Terkait dengan pengalaman seorang guru menempa kemampuannya karena keterbatasan, film Teachers Diary asal Thailand berhasil merekam sempurna tentang 'belajar jarak jauh' semestinya. Jauh dari bayangan otak polos kita tentang e-learning, homeschooling, ataupun sekedar paket CD interaktif. Teachers Diary adalah sebuah cetak biru tentang esensi pendidikan jarak jauh yang terhubung oleh goresan tangan dalam surat. 

Adalah Ann dan Song, sebagai guru muda yang mengabdi di sekolah tersebut dalam periode berbeda. Dalam film drama roman ini, kedua tokoh utama ditempatkan mengajar di sebuah sekolah terapung di pelosok,  tempat anak-anak nelayan menimba ilmu. Kedua guru muda ini awalnya tak punya banyak kemampuan dan pilihan dalam perjalanan menempa anak-anak nelayan ini menimba ilmu. Namun, kegiatan berbalas catatan menjadi kunci kerjasama mereka menanamkan nilai pada anak didik mereka. 

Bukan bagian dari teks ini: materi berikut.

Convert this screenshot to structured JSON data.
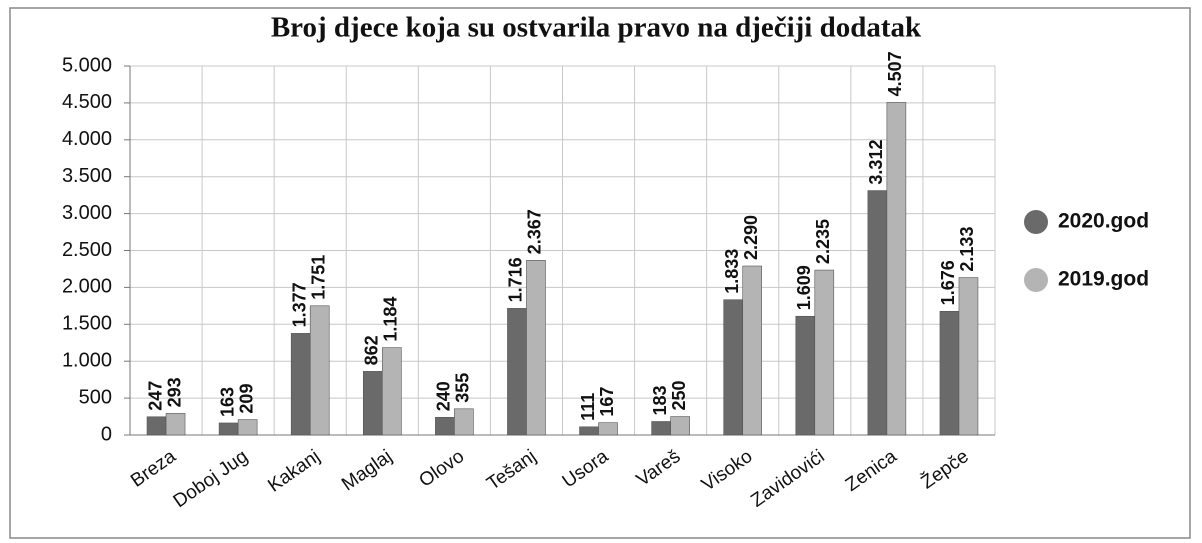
{
  "chart_data": {
    "type": "bar",
    "title": "Broj djece koja su ostvarila pravo na dječiji dodatak",
    "categories": [
      "Breza",
      "Doboj Jug",
      "Kakanj",
      "Maglaj",
      "Olovo",
      "Tešanj",
      "Usora",
      "Vareš",
      "Visoko",
      "Zavidovići",
      "Zenica",
      "Žepče"
    ],
    "series": [
      {
        "name": "2020.god",
        "color": "#6a6a6a",
        "values": [
          247,
          163,
          1377,
          862,
          240,
          1716,
          111,
          183,
          1833,
          1609,
          3312,
          1676
        ],
        "value_labels": [
          "247",
          "163",
          "1.377",
          "862",
          "240",
          "1.716",
          "111",
          "183",
          "1.833",
          "1.609",
          "3.312",
          "1.676"
        ]
      },
      {
        "name": "2019.god",
        "color": "#b4b4b4",
        "values": [
          293,
          209,
          1751,
          1184,
          355,
          2367,
          167,
          250,
          2290,
          2235,
          4507,
          2133
        ],
        "value_labels": [
          "293",
          "209",
          "1.751",
          "1.184",
          "355",
          "2.367",
          "167",
          "250",
          "2.290",
          "2.235",
          "4.507",
          "2.133"
        ]
      }
    ],
    "ylim": [
      0,
      5000
    ],
    "yticks": [
      0,
      500,
      {
        "value": 1000,
        "label": "1.000"
      },
      {
        "value": 1500,
        "label": "1.500"
      },
      {
        "value": 2000,
        "label": "2.000"
      },
      {
        "value": 2500,
        "label": "2.500"
      },
      {
        "value": 3000,
        "label": "3.000"
      },
      {
        "value": 3500,
        "label": "3.500"
      },
      {
        "value": 4000,
        "label": "4.000"
      },
      {
        "value": 4500,
        "label": "4.500"
      },
      {
        "value": 5000,
        "label": "5.000"
      }
    ],
    "grid": true,
    "legend": "right"
  }
}
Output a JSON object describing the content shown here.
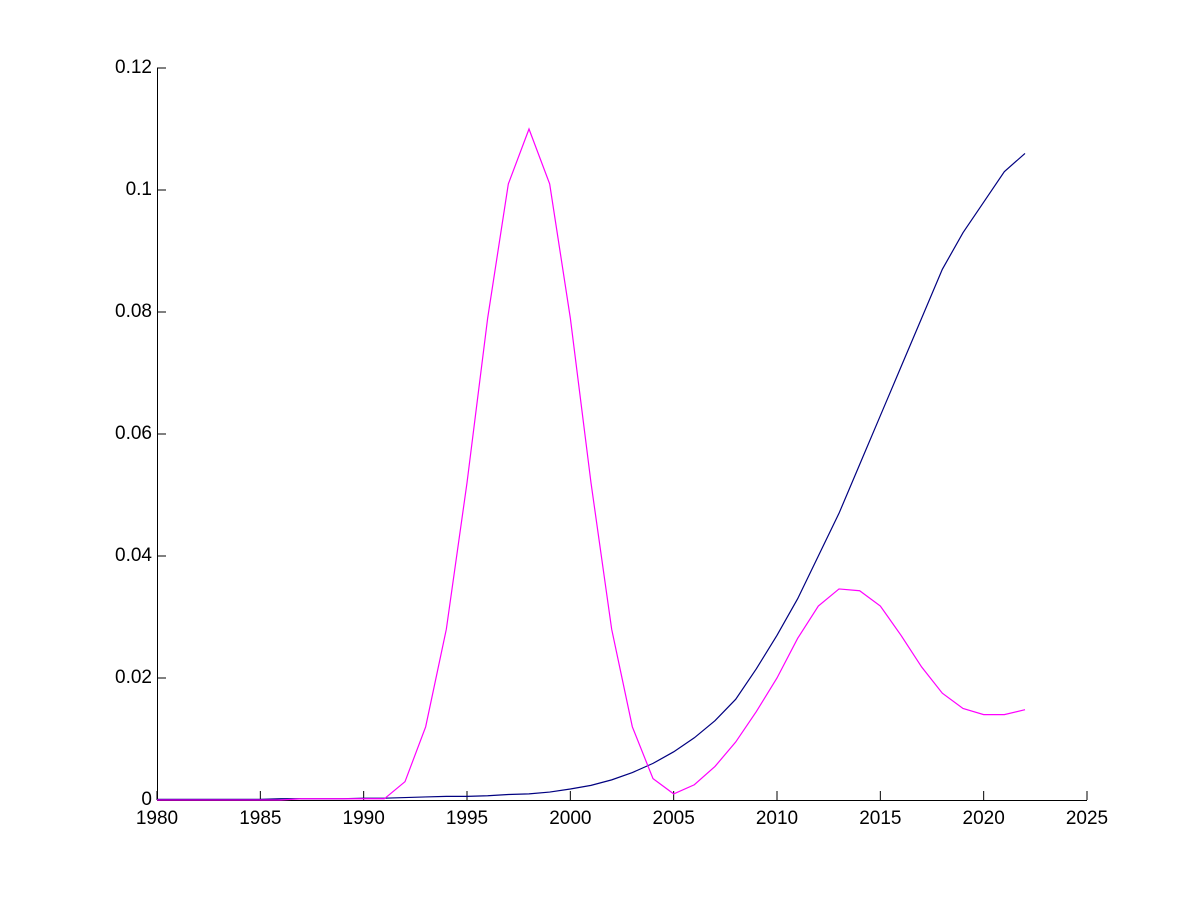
{
  "chart_data": {
    "type": "line",
    "x": [
      1980,
      1981,
      1982,
      1983,
      1984,
      1985,
      1986,
      1987,
      1988,
      1989,
      1990,
      1991,
      1992,
      1993,
      1994,
      1995,
      1996,
      1997,
      1998,
      1999,
      2000,
      2001,
      2002,
      2003,
      2004,
      2005,
      2006,
      2007,
      2008,
      2009,
      2010,
      2011,
      2012,
      2013,
      2014,
      2015,
      2016,
      2017,
      2018,
      2019,
      2020,
      2021,
      2022
    ],
    "series": [
      {
        "color": "#000080",
        "values": [
          0.0001,
          0.0001,
          0.0001,
          0.0001,
          0.0001,
          0.0001,
          0.0002,
          0.0002,
          0.0002,
          0.0002,
          0.0003,
          0.0003,
          0.0004,
          0.0005,
          0.0006,
          0.0006,
          0.0007,
          0.0009,
          0.001,
          0.0013,
          0.0018,
          0.0024,
          0.0033,
          0.0045,
          0.006,
          0.0079,
          0.0102,
          0.013,
          0.0165,
          0.0215,
          0.027,
          0.033,
          0.04,
          0.047,
          0.055,
          0.063,
          0.071,
          0.079,
          0.087,
          0.093,
          0.098,
          0.103,
          0.106
        ]
      },
      {
        "color": "#ff00ff",
        "values": [
          0,
          0,
          0,
          0,
          0,
          0,
          0,
          0.0002,
          0.0002,
          0.0002,
          0.0002,
          0.0002,
          0.003,
          0.012,
          0.028,
          0.052,
          0.079,
          0.101,
          0.11,
          0.101,
          0.079,
          0.052,
          0.028,
          0.012,
          0.0035,
          0.001,
          0.0025,
          0.0055,
          0.0095,
          0.0145,
          0.02,
          0.0265,
          0.0318,
          0.0346,
          0.0343,
          0.0318,
          0.027,
          0.0218,
          0.0175,
          0.015,
          0.014,
          0.014,
          0.0148
        ]
      }
    ],
    "xlim": [
      1980,
      2025
    ],
    "xticks": [
      1980,
      1985,
      1990,
      1995,
      2000,
      2005,
      2010,
      2015,
      2020,
      2025
    ],
    "ylim": [
      0,
      0.12
    ],
    "yticks": [
      0,
      0.02,
      0.04,
      0.06,
      0.08,
      0.1,
      0.12
    ]
  }
}
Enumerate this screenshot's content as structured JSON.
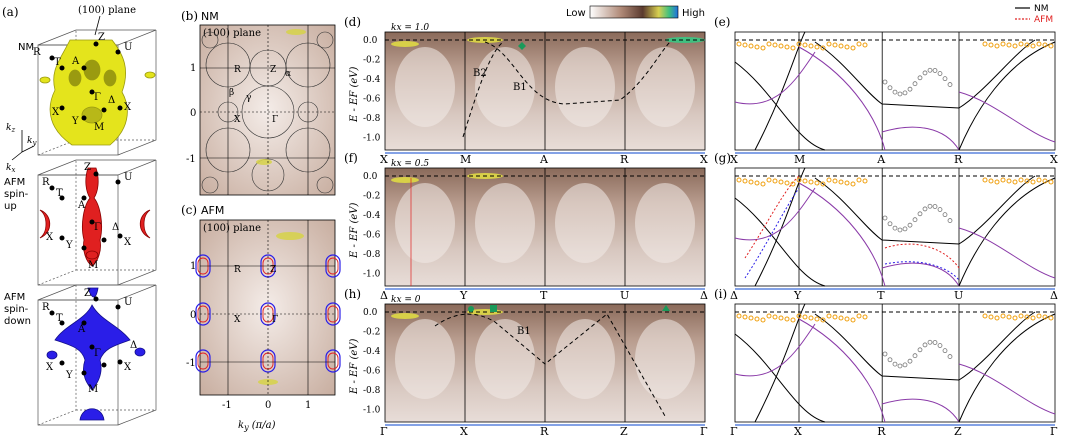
{
  "panels": {
    "a": {
      "label": "(a)",
      "plane_label": "(100) plane",
      "section_labels": [
        "NM",
        "AFM\nspin-\nup",
        "AFM\nspin-\ndown"
      ],
      "axes": [
        "kz",
        "ky",
        "kx"
      ],
      "points_top": [
        "R",
        "Z",
        "U",
        "T",
        "A",
        "Γ",
        "Y",
        "X",
        "Δ",
        "M",
        "X"
      ],
      "points_mid": [
        "Z",
        "R",
        "U",
        "T",
        "A",
        "Γ",
        "Δ",
        "X",
        "Y",
        "X",
        "M"
      ],
      "points_bot": [
        "Z",
        "R",
        "U",
        "T",
        "A",
        "Γ",
        "Δ",
        "X",
        "Y",
        "X",
        "M"
      ],
      "colors": {
        "nm": "#e6e61e",
        "afm_up": "#e02020",
        "afm_down": "#2a1ee8"
      }
    },
    "b": {
      "label": "(b)",
      "title": "NM",
      "plane": "(100) plane",
      "points": {
        "R": "R",
        "Z": "Z",
        "alpha": "α",
        "beta": "β",
        "gamma": "γ",
        "X": "X",
        "G": "Γ"
      }
    },
    "c": {
      "label": "(c)",
      "title": "AFM",
      "plane": "(100) plane",
      "points": {
        "R": "R",
        "Z": "Z",
        "X": "X",
        "G": "Γ"
      }
    },
    "bc_axes": {
      "ylabel": "kz (π/c)",
      "xlabel": "ky (π/a)",
      "yticks_b": [
        "1",
        "0",
        "-1"
      ],
      "yticks_c": [
        "1",
        "0",
        "-1"
      ],
      "xticks": [
        "-1",
        "0",
        "1"
      ]
    },
    "colorbar": {
      "low": "Low",
      "high": "High"
    },
    "d": {
      "label": "(d)",
      "kx": "kx = 1.0",
      "path": [
        "X",
        "M",
        "A",
        "R",
        "X"
      ],
      "bands": [
        "B2",
        "B1"
      ]
    },
    "e": {
      "label": "(e)",
      "path": [
        "X",
        "M",
        "A",
        "R",
        "X"
      ]
    },
    "f": {
      "label": "(f)",
      "kx": "kx = 0.5",
      "path": [
        "Δ",
        "Y",
        "T",
        "U",
        "Δ"
      ]
    },
    "g": {
      "label": "(g)",
      "path": [
        "Δ",
        "Y",
        "T",
        "U",
        "Δ"
      ]
    },
    "h": {
      "label": "(h)",
      "kx": "kx = 0",
      "path": [
        "Γ",
        "X",
        "R",
        "Z",
        "Γ"
      ],
      "bands": [
        "B1"
      ]
    },
    "i": {
      "label": "(i)",
      "path": [
        "Γ",
        "X",
        "R",
        "Z",
        "Γ"
      ]
    },
    "arpes_axes": {
      "ylabel": "E - EF (eV)",
      "yticks": [
        "0.0",
        "-0.2",
        "-0.4",
        "-0.6",
        "-0.8",
        "-1.0"
      ]
    },
    "legend": {
      "nm": "NM",
      "afm": "AFM",
      "nm_color": "#000000",
      "afm_color": "#e02020"
    }
  }
}
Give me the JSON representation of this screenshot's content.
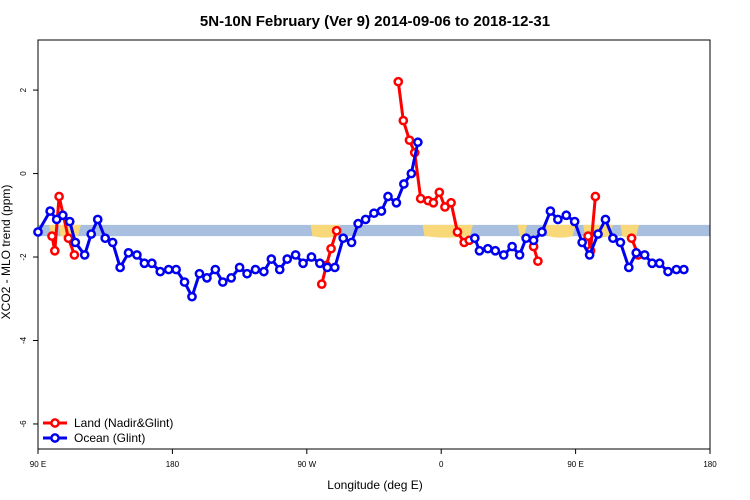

Ann merupakan seorang guru wanita yang pekerja keras sekaligus keras kepala. Pengalaman dikhianati oleh tunangan mendorong dirinya bersikeras menjadi seorang guru. Jikalau meresapi fol. lebih jauh, rasanya memilih mengabdi di pelosok jauh lebih rasional ketimbang memberikan harapan kepada calon suami pengkhianat yang mengiba setelah berhubungan badan dengan orang lain di luar nikah. Berusaha kabur dari masa lalu, tunangan pengkhianat, sekaligus tegas akan identitas,  Ann teguh pada pendiriannya untuk mempertahankan tato kendati dilarang oleh kepala sekolah. Jadilah Ann ditempatkan menjadi pelopor pengajar anak nelayan di sekolah "Baan Gaeng Wittaya" (penampungan tengah tambak). 

Song sendiri adalah pria yang ramah, serba ingin tahu, meski sedikit cangggung. Secara psikologis, masa lalu Song sebelum melamar menjadi guru hampir serupa dengan Ann. Bedanya, ia menjadi orang yang ditinggalkan kekasihnya yang cinta kepada pria idaman lain. Tatkala ia melamar menjadi guru olahraga, kepala sekolah menempatkannya menjadi pengajar anak nelayan dekat bendungan untuk periode kedua. Berbeda dengan Ann, yang cenderung tenang, sepanjang film penonton disuguhkan dengan adegan kecanggungan dirinya. Kendati demikian, Song memiliki peran esensial dalam memberi petunjuk pada Ann setelah menyadari bahwa membuat anak didik paham bukan hanya soal 'setor rumus'. 


      Ann dan Song, terhubung lewat diari. 

Kedua tokoh ini harus beradaptasi dengan segala keterbatasan tatkala mencapai pelosok. Mulai dari ketiadaan listrik, memasak tanpa kompor, gejolak sungai, hingga keadaan lokasi yang rawan cuaca buruk. Belum lagi ditambah dengan ulah anak didik dan dinamika tingkat pemahaman akan pelajaran yang seringkali menuntut kesabaran. 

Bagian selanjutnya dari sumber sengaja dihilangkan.